U.S. SECURITIES AND EXCHANGE COMMISSION
Litigation Release No. 19456 / November 3, 2005
SEC V. ZVI FUKS, A.K.A. ZVI FUCHS, AND SABINA BEN-YEHUDA, A.K.A. SONIA BEN YEHUDA, 05 Civ. 2668 (JES) (S.D.N.Y.)
ZVI FUKS AND SABINA BEN-YEHUDA SETTLE SEC INSIDER TRADING CHARGES
Zvi Fuks and Sabina Ben-Yehuda have consented to a full resolution of the Commission's insider trading case against them. Pursuant to this settlement, which is subject to the Court's approval, Fuks and Ben-Yehuda will pay full disgorgement of the losses they avoided as a result of their insider trading in ImClone stock in December 2001, plus prejudgment interest on those amounts and a civil penalty equal to the amount of their losses avoided. In total, Fuks and Ben-Yehuda will pay $2,770,687 to settle the Commission's case against them.
The Commission originally filed insider trading charges against Fuks and Ben-Yehuda on March 9, 2005 in the United States District Court for the Southern District of New York and filed an amended complaint today. In its amended complaint, the Commission charges that on the evening of December 26, 2001, ImClone's then CEO Samuel D. Waksal privately learned in advance of any official notice or public announcement that the United States Food and Drug Administration ("FDA") would reject consideration of ImClone's application to approve its primary product, a cancer treatment called Erbitux.
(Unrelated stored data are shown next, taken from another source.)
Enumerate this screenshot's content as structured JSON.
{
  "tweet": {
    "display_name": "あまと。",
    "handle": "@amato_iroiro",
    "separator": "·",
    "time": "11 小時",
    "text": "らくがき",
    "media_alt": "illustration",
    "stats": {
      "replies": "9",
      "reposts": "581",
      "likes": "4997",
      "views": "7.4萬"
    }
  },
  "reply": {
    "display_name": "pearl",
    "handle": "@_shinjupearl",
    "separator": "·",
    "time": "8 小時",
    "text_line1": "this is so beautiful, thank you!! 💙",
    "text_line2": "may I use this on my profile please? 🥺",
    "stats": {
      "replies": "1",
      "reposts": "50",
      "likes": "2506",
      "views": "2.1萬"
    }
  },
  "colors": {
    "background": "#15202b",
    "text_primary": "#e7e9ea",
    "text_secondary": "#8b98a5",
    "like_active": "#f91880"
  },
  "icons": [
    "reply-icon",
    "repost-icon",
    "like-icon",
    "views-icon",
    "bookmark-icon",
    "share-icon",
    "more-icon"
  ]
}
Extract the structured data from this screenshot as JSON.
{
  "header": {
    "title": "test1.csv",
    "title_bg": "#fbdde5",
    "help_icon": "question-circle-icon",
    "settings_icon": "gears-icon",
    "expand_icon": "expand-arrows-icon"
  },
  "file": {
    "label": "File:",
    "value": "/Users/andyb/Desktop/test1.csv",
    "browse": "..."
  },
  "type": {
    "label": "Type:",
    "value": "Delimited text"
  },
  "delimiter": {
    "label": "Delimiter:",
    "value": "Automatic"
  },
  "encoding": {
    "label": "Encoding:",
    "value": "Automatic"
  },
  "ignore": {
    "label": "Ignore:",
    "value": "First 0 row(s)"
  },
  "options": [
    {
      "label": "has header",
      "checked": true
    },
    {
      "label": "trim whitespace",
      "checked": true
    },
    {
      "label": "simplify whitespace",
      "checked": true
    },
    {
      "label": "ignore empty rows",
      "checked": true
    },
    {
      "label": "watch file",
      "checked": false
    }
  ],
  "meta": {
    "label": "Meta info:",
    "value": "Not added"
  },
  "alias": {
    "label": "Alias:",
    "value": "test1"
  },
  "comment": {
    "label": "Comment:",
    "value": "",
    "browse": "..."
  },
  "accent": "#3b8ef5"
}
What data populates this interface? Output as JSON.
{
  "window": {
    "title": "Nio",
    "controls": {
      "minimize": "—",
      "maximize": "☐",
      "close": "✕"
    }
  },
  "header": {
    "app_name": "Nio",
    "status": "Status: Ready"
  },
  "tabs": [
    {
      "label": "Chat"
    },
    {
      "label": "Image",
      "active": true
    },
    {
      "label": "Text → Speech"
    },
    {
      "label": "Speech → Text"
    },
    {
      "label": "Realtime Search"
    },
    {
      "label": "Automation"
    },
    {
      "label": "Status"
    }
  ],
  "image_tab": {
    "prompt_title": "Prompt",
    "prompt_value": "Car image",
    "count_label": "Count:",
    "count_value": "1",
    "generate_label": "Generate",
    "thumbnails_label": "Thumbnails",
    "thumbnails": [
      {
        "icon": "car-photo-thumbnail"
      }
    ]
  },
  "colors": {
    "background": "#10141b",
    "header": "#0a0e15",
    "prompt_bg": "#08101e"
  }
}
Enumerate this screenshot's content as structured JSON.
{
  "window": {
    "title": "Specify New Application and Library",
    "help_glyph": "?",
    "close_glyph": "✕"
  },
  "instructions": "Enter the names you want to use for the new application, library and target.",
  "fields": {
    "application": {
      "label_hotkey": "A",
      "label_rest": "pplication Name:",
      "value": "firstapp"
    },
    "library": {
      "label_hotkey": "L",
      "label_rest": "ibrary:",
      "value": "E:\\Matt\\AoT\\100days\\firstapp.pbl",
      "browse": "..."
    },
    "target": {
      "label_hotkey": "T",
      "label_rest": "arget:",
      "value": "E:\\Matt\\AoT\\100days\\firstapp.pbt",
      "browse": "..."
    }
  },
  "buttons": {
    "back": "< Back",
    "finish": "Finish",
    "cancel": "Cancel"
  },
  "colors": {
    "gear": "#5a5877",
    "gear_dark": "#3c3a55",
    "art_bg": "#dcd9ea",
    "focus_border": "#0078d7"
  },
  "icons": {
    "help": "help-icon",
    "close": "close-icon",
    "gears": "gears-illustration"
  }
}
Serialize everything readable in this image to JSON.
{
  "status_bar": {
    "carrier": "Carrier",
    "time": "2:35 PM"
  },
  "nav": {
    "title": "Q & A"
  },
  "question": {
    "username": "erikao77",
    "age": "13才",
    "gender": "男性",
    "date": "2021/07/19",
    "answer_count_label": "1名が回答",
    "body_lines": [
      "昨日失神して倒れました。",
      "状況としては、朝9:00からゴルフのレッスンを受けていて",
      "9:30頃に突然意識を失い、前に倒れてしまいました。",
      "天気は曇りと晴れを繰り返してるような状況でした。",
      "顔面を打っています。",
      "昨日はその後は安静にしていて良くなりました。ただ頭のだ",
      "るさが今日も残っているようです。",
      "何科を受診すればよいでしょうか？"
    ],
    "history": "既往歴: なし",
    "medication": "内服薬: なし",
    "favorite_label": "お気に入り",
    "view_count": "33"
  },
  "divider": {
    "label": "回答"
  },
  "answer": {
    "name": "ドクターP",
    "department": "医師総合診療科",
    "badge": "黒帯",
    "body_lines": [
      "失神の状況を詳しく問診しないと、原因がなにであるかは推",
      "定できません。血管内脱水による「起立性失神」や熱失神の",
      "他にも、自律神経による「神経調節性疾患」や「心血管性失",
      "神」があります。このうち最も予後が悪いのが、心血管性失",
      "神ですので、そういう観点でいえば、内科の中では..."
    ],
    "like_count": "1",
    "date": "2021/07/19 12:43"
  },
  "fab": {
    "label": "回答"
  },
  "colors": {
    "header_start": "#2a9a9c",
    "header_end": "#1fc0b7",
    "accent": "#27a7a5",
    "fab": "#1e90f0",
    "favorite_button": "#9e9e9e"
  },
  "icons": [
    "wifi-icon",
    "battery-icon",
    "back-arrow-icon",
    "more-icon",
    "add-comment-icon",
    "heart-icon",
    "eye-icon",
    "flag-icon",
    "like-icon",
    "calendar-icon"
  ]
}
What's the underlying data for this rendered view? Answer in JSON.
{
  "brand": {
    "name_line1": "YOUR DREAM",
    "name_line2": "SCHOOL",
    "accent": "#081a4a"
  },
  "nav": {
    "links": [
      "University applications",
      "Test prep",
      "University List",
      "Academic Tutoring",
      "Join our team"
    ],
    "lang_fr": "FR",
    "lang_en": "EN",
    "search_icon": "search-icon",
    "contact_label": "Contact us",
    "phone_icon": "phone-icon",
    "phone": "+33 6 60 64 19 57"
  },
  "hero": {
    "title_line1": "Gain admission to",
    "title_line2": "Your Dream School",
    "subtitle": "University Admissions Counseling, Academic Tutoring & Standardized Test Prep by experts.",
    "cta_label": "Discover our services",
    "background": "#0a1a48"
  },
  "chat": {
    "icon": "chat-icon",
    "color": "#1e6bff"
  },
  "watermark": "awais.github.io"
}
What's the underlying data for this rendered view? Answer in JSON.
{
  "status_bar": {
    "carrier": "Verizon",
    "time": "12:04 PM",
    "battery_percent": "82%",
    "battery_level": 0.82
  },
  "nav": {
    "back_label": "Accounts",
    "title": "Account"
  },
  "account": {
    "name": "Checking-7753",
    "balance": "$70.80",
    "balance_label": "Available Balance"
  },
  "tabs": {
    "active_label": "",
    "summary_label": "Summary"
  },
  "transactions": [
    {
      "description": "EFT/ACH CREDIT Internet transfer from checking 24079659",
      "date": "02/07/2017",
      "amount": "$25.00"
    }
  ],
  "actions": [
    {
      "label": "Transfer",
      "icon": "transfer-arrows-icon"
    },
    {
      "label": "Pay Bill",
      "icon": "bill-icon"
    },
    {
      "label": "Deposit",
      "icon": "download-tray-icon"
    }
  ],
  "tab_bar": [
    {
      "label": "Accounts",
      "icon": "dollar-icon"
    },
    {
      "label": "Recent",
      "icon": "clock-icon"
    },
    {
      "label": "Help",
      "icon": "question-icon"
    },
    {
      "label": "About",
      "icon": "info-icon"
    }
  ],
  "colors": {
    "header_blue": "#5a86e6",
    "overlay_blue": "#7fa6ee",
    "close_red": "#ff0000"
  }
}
On December 27, Waksal tipped Ben-Yehuda, who then passed the news onto Fuks. That same day, before this news became public and while in possession of this material, non-public information, Ben-Yehuda sold over $73,000 and Fuks sold over $5 million of ImClone stock. ImClone received written notification of the FDA's decision in the afternoon on December 28, and publicly announced the FDA's decision in a press release at about 6:00 p.m. that day. This news prompted ImClone's stock price to drop 16%, from $55.25 to $46.46, by the close of the next trading day, December 31. The Commission's amended complaint alleges that both Fuks and Ben-Yehuda violated section 17(a) of the Securities Exchange Act of 1933 ("Securities Act"), Section 10(b) of the Securities Exchange Act of 1934 ("Exchange Act") and Rule 10b-5 thereunder.
Fuks and Ben-Yehuda have agreed to a full resolution, subject to the Court's approval, of all of the charges in the amended complaint. Without admitting or denying the allegations, Fuks has consented to the entry of a final judgment against him, ordering him to (a) disgorge $1,214,239 representing the losses he avoided by the sales of ImClone stock, plus prejudgment interest of $230,615; (b) pay a civil penalty of $1,214,239; and (c) be permanently enjoined from future violations of Section 17(a) of the Securities Act, Section 10(b) of the Exchange Act and Rule 10b-5 thereunder. Ben-Yehuda has consented to the entry of a final judgment against her, ordering her to (a) disgorge $50,958, representing the losses she avoided by her sales of ImClone stock, plus prejudgment interest of $9,678; (b) pay a civil penalty of $50,958; and (c) be permanently enjoined from future violations of Section 17(a) of the Securities Act, Section 10(b) of the Exchange Act and Rule 10b-5 thereunder.
The Commission acknowledges the assistance of the United States Attorney's Office for the Southern District of New York and the Federal Bureau of Investigation in the investigation of this matter.